3.5_Kernels_(Functions)

3.5 Kernels (Functions)

Kernels are highlighted by the global keyword in .cu files. When using the CUDA runtime, they can be invoked in-line with the triple-angle-bracket <<< >> syntax. Chapter 7 gives a detailed description of how kernels can be invoked and how they execute on the GPU.

The GPU executable code of the module comes in the form of kernels that are invoked with the language integration features of the CUDA runtime (<<< >>> syntax) or the cuLaunchKernel () function in the driver API. At the time of this writing, CUDA does not do any dynamic residency management of the executable code in CUDA modules. When a module is loaded, all of the kernels are loaded into device memory.

Once a module is loaded, kernels may be queried with cuModuleGetFunction(); the kernel's attributes can be queried with cuFunc_GetAttribute(); and the kernel may be launched with cuLaunchKernel().cuLaunchKernel()
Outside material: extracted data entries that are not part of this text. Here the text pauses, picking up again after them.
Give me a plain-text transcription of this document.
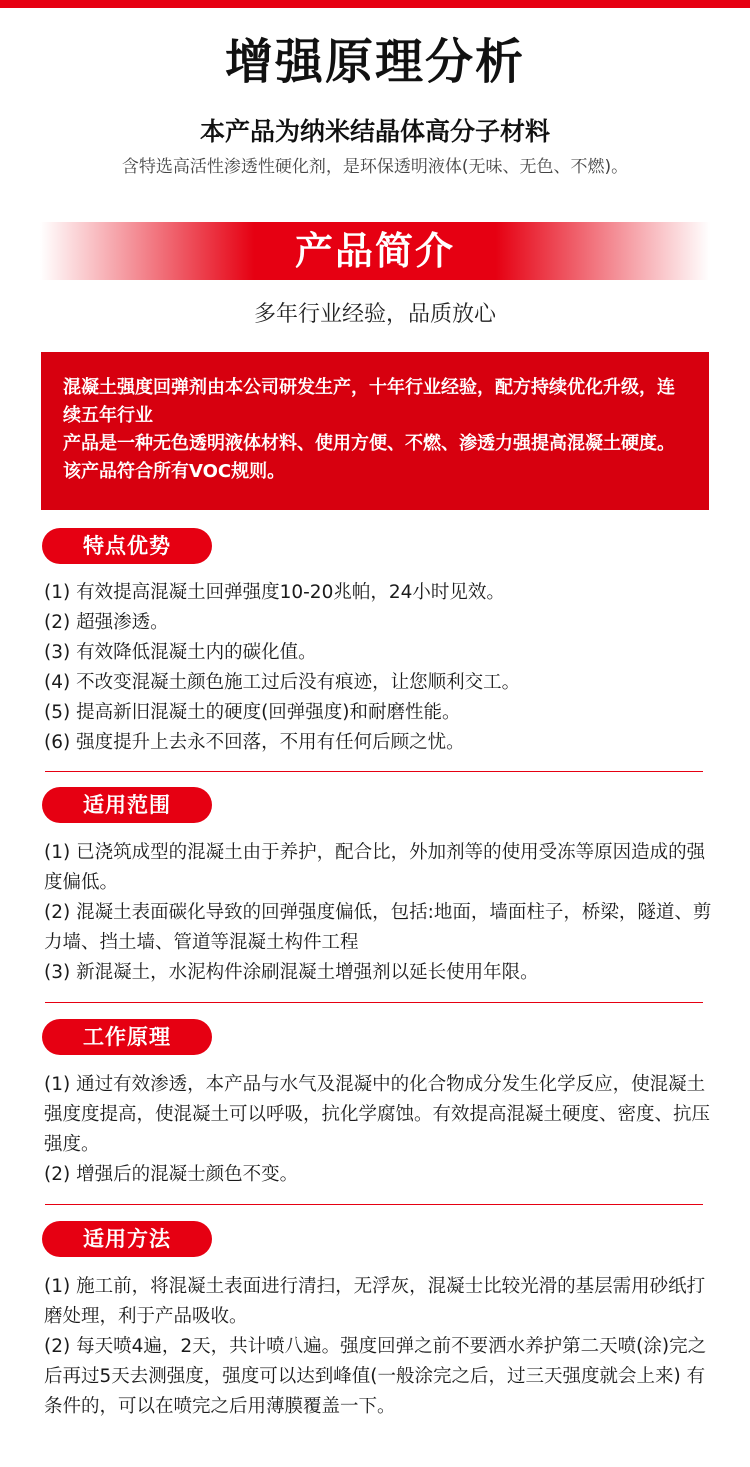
增强原理分析
本产品为纳米结晶体高分子材料
含特选高活性渗透性硬化剂，是环保透明液体(无味、无色、不燃)。
产品简介
多年行业经验，品质放心

混凝土强度回弹剂由本公司研发生产，十年行业经验，配方持续优化升级，连续五年行业

产品是一种无色透明液体材料、使用方便、不燃、渗透力强提高混凝土硬度。该产品符合所有VOC规则。

特点优势

(1) 有效提高混凝土回弹强度10-20兆帕，24小时见效。

(2) 超强渗透。

(3) 有效降低混凝土内的碳化值。

(4) 不改变混凝土颜色施工过后没有痕迹，让您顺利交工。

(5) 提高新旧混凝土的硬度(回弹强度)和耐磨性能。

(6) 强度提升上去永不回落，不用有任何后顾之忧。

适用范围

(1) 已浇筑成型的混凝土由于养护，配合比，外加剂等的使用受冻等原因造成的强度偏低。

(2) 混凝土表面碳化导致的回弹强度偏低，包括:地面，墙面柱子，桥梁，隧道、剪力墙、挡土墙、管道等混凝土构件工程

(3) 新混凝土，水泥构件涂刷混凝土增强剂以延长使用年限。

工作原理

(1) 通过有效渗透，本产品与水气及混凝中的化合物成分发生化学反应，使混凝土强度度提高，使混凝土可以呼吸，抗化学腐蚀。有效提高混凝土硬度、密度、抗压强度。

(2) 增强后的混凝士颜色不变。

适用方法

(1) 施工前，将混凝土表面进行清扫，无浮灰，混凝士比较光滑的基层需用砂纸打磨处理，利于产品吸收。

(2) 每天喷4遍，2天，共计喷八遍。强度回弹之前不要洒水养护第二天喷(涂)完之后再过5天去测强度，强度可以达到峰值(一般涂完之后，过三天强度就会上来) 有条件的，可以在喷完之后用薄膜覆盖一下。
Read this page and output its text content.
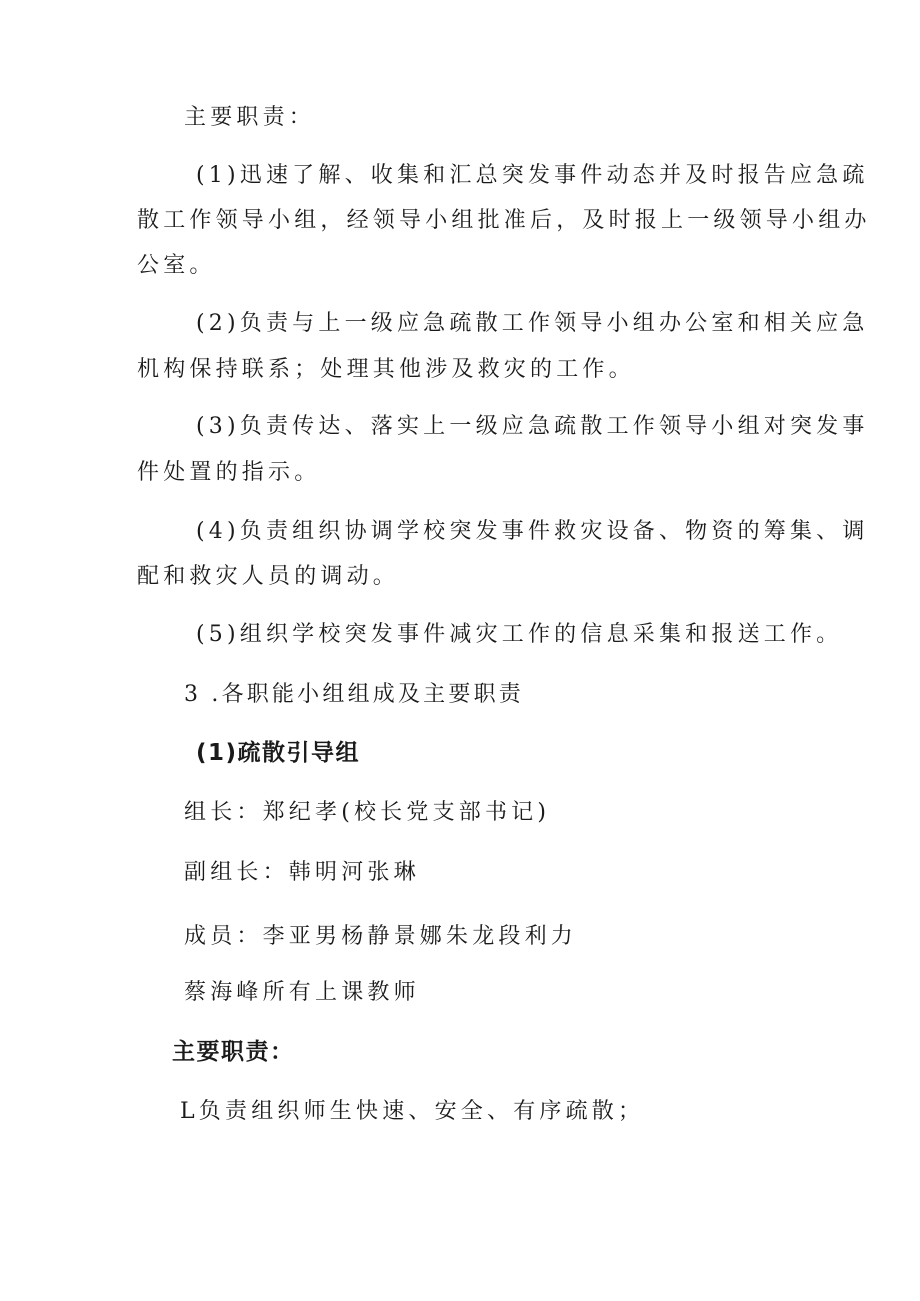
主要职责：
(1)迅速了解、收集和汇总突发事件动态并及时报告应急疏
散工作领导小组，经领导小组批准后，及时报上一级领导小组办
公室。
(2)负责与上一级应急疏散工作领导小组办公室和相关应急
机构保持联系；处理其他涉及救灾的工作。
(3)负责传达、落实上一级应急疏散工作领导小组对突发事
件处置的指示。
(4)负责组织协调学校突发事件救灾设备、物资的筹集、调
配和救灾人员的调动。
(5)组织学校突发事件减灾工作的信息采集和报送工作。
3 .各职能小组组成及主要职责
(1)疏散引导组
组长：郑纪孝(校长党支部书记)
副组长：韩明河张琳
成员：李亚男杨静景娜朱龙段利力
蔡海峰所有上课教师
主要职责：
L负责组织师生快速、安全、有序疏散；
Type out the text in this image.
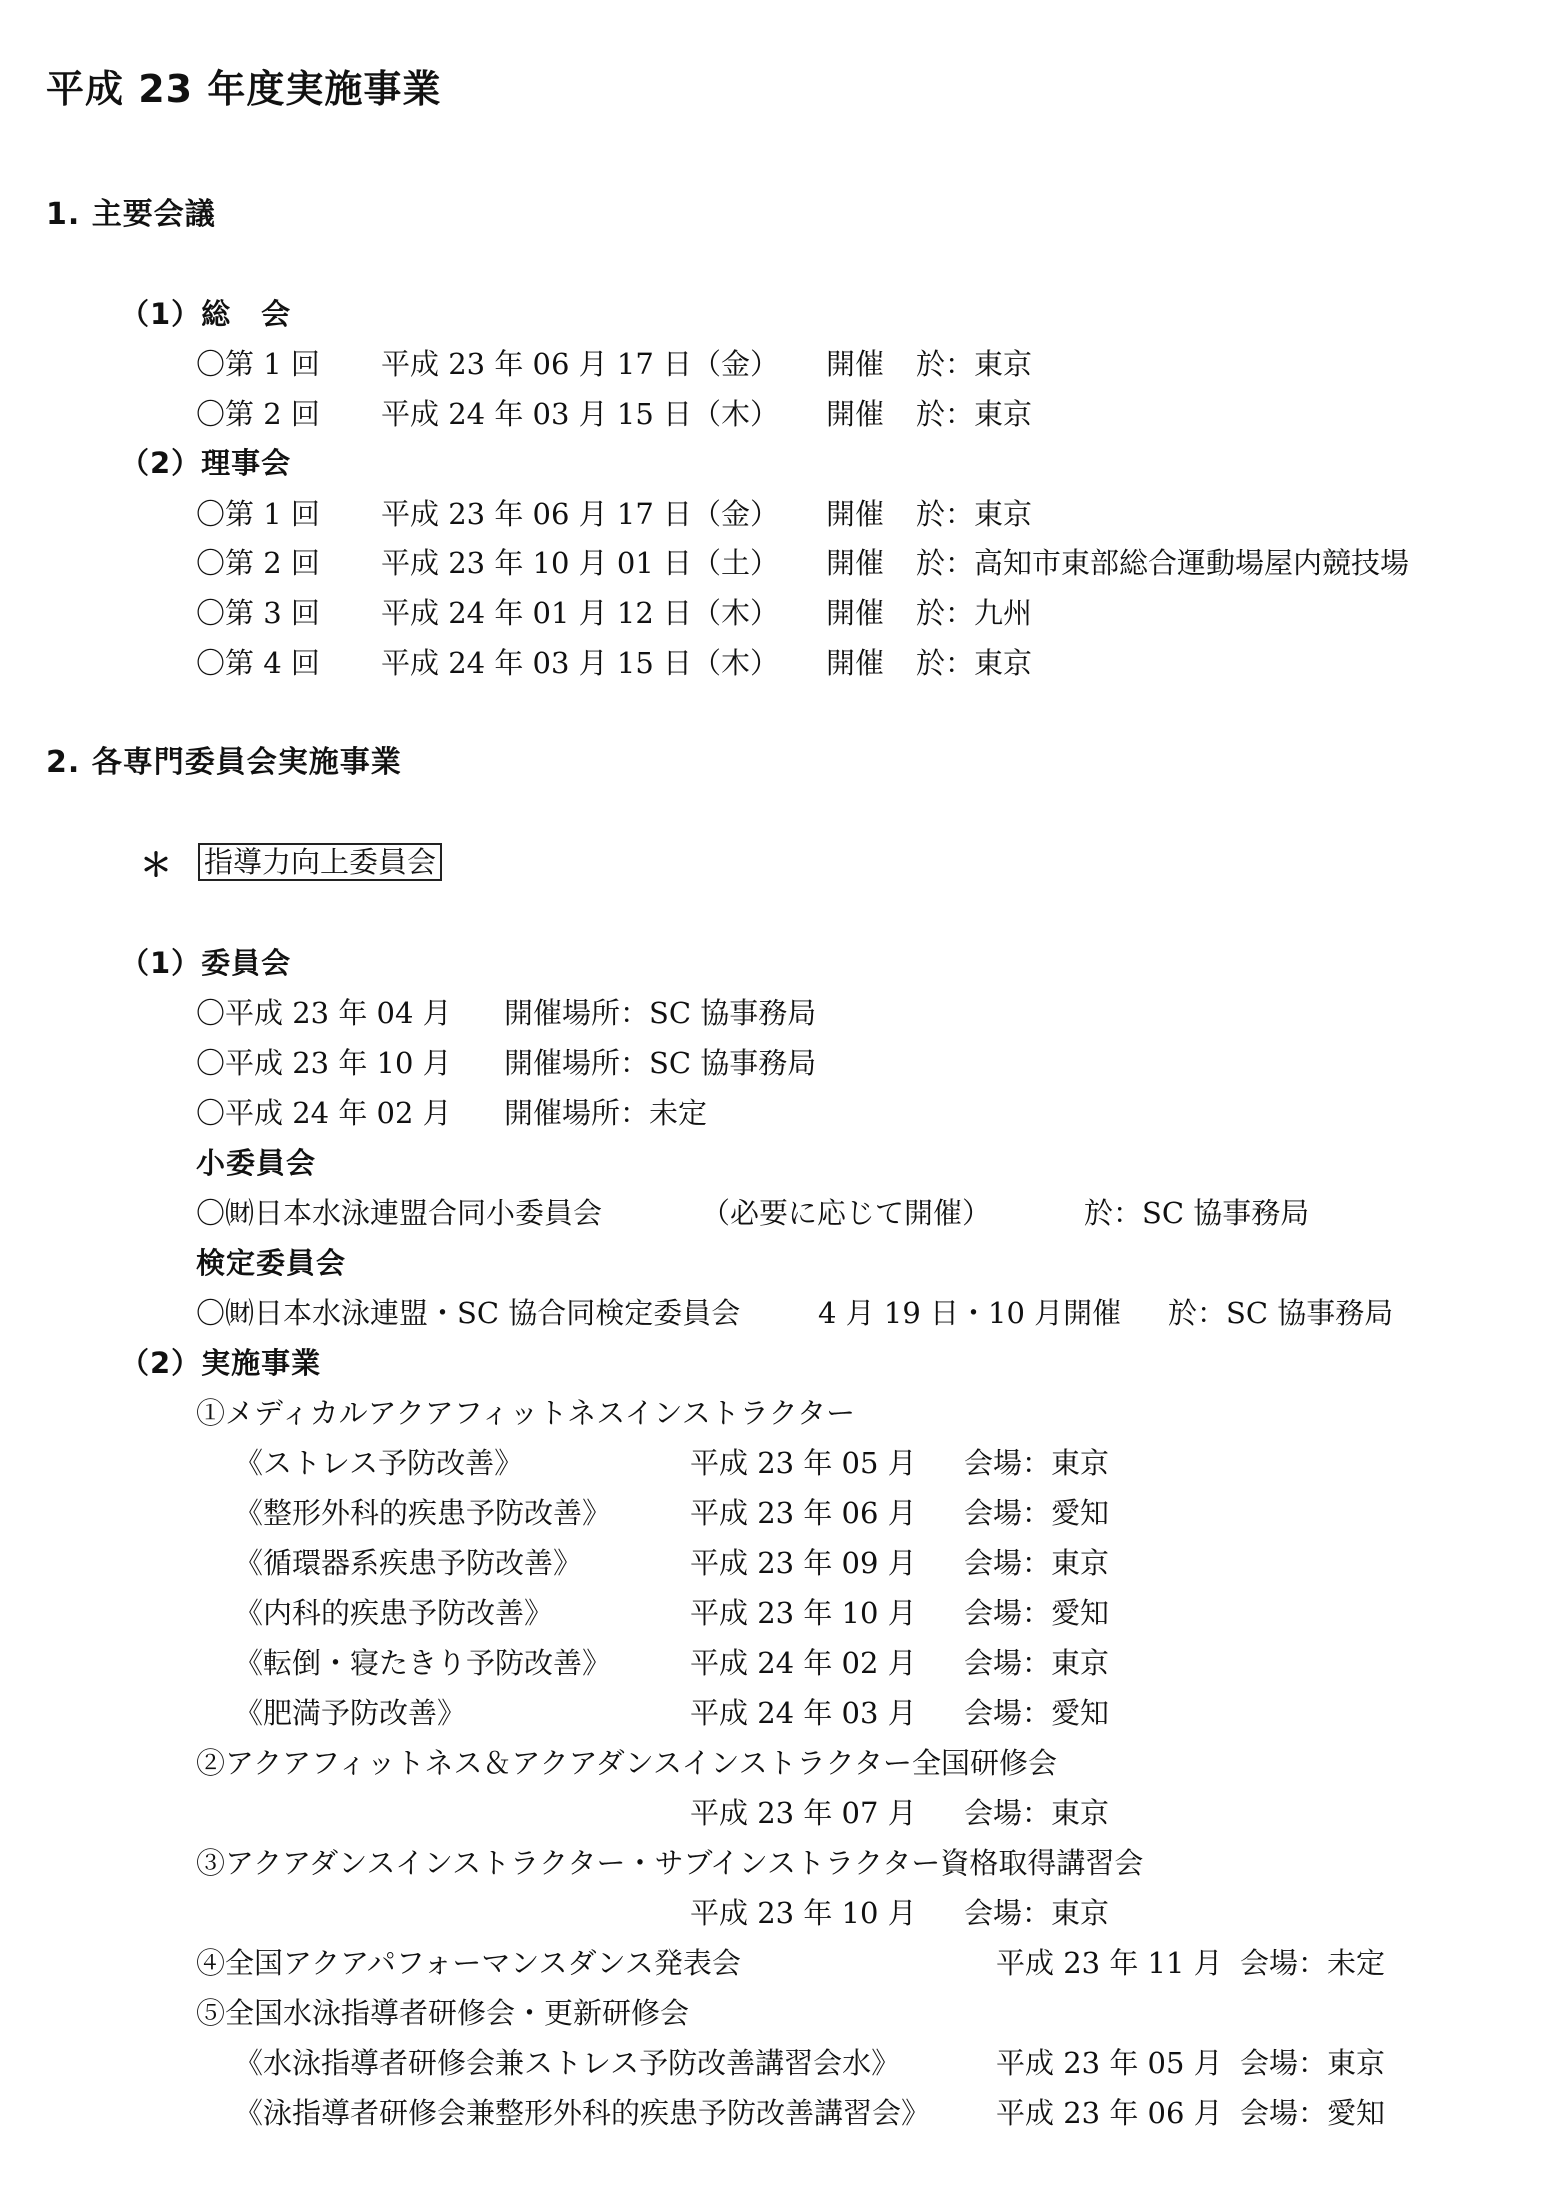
平成 23 年度実施事業
1. 主要会議
（1）総　会
〇第 1 回 平成 23 年 06 月 17 日（金） 開催 於：東京
〇第 2 回 平成 24 年 03 月 15 日（木） 開催 於：東京
（2）理事会
〇第 1 回 平成 23 年 06 月 17 日（金） 開催 於：東京
〇第 2 回 平成 23 年 10 月 01 日（土） 開催 於：高知市東部総合運動場屋内競技場
〇第 3 回 平成 24 年 01 月 12 日（木） 開催 於：九州
〇第 4 回 平成 24 年 03 月 15 日（木） 開催 於：東京
2. 各専門委員会実施事業
＊ 指導力向上委員会
（1）委員会
〇平成 23 年 04 月 開催場所：SC 協事務局
〇平成 23 年 10 月 開催場所：SC 協事務局
〇平成 24 年 02 月 開催場所：未定
小委員会
〇㈶日本水泳連盟合同小委員会	（必要に応じて開催）	於：SC 協事務局
検定委員会
〇㈶日本水泳連盟・SC 協合同検定委員会	4 月 19 日・10 月開催 於：SC 協事務局
（2）実施事業
①メディカルアクアフィットネスインストラクター
《ストレス予防改善》	平成 23 年 05 月 会場：東京
《整形外科的疾患予防改善》	平成 23 年 06 月 会場：愛知
《循環器系疾患予防改善》	平成 23 年 09 月 会場：東京
《内科的疾患予防改善》	平成 23 年 10 月 会場：愛知
《転倒・寝たきり予防改善》	平成 24 年 02 月 会場：東京
《肥満予防改善》	平成 24 年 03 月 会場：愛知
②アクアフィットネス＆アクアダンスインストラクター全国研修会
平成 23 年 07 月 会場：東京
③アクアダンスインストラクター・サブインストラクター資格取得講習会
平成 23 年 10 月 会場：東京
④全国アクアパフォーマンスダンス発表会	平成 23 年 11 月 会場：未定
⑤全国水泳指導者研修会・更新研修会
《水泳指導者研修会兼ストレス予防改善講習会水》	平成 23 年 05 月 会場：東京
《泳指導者研修会兼整形外科的疾患予防改善講習会》 平成 23 年 06 月 会場：愛知
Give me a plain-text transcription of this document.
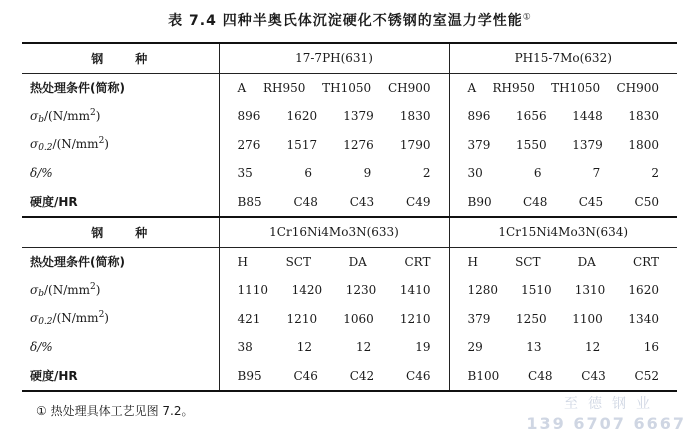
表 7.4 四种半奥氏体沉淀硬化不锈钢的室温力学性能①
钢　种	17-7PH(631)	PH15-7Mo(632)
热处理条件(简称)	A RH950 TH1050 CH900	A RH950 TH1050 CH900

$\sigma_b/(N/mm^2)$	896 1620 1379 1830	896 1656 1448 1830

$\sigma_{0.2}/(N/mm^2)$	276 1517 1276 1790	379 1550 1379 1800

δ/%	35 6 9 2	30 6 7 2

硬度/HR	B85 C48 C43 C49	B90 C48 C45 C50

钢　种	1Cr16Ni4Mo3N(633)	1Cr15Ni4Mo3N(634)
热处理条件(简称)	H SCT DA CRT	H SCT DA CRT

$\sigma_b/(N/mm^2)$	1110 1420 1230 1410	1280 1510 1310 1620

$\sigma_{0.2}/(N/mm^2)$	421 1210 1060 1210	379 1250 1100 1340

δ/%	38 12 12 19	29 13 12 16

硬度/HR	B95 C46 C42 C46	B100 C48 C43 C52
① 热处理具体工艺见图 7.2。	至德钢业
139 6707 6667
rendered a whole slew of API entry points obsolete: Functions such as cuFuncSetBlockShape() specified the block size to use the next time a given kernel was launched; functions such as cuParamSetv() specified the parameters to pass the next time a given kernel was launched; and cuLaunch(), cuLaunchGrid(), and cuLaunchGridAsync() launched a kernel using the previously set state. These APIs were inefficient because it took so many calls to set up a kernel launch and because parameters such as block size are best specified atomically with the request to launch the kernel.

The cuFuncGetAttribute() function may be used to query specific attributes of a function, such as

  • The maximum number of threads per block

  • The amount of statically allocated shared memory

  • The size of user-allocated constant memory

  • The amount of local memory used by each function

  • The number of registers used by each thread of the function

  • The virtual (PTX) and binary architecture versions for which the function was compiled

When using the driver API, it is usually a good idea to use extern "C" to inhibit the default name-mangling behavior of C++. Otherwise, you have to specify the mangled name to cuModuleGetFunction().

CUDA Runtime

As executables that were built with the CUDA runtime are loaded, they create global data structures in host memory that describe the CUDA resources to be allocated when a CUDA device is created. Once a CUDA device is initialized, these globals are used to create the CUDA resources all at once. Because these globals are shared process-wide by the CUDA runtime, it is not possible to incrementally load and unload CUDA modules using the CUDA runtime.

Because of the way the CUDA runtime is integrated with the C++ language, kernels and symbols should be specified by name (i.e., not with a string literal) to API functions such as CUDAFuncGetAttributes() and CUDAMemcpyToSymbol().

Cache Configuration

In Fermi-class architectures, the streaming multiprocessors have L1 caches that can be split as 16K shared/48K L1 cache or 48K shared/16K L1 cache.9 Initially, CUDA allowed the cache configuration to be specified on a per-kernel basis, using CUDAFuncSetCacheConfig() in the CUDA runtime or cuFuncSetCacheConfig() in the driver API. Later, this state was moved to be more global: cuCtxSetCacheConfig() / CUDADeviceSetCacheConfig() specifies the default cache configuration.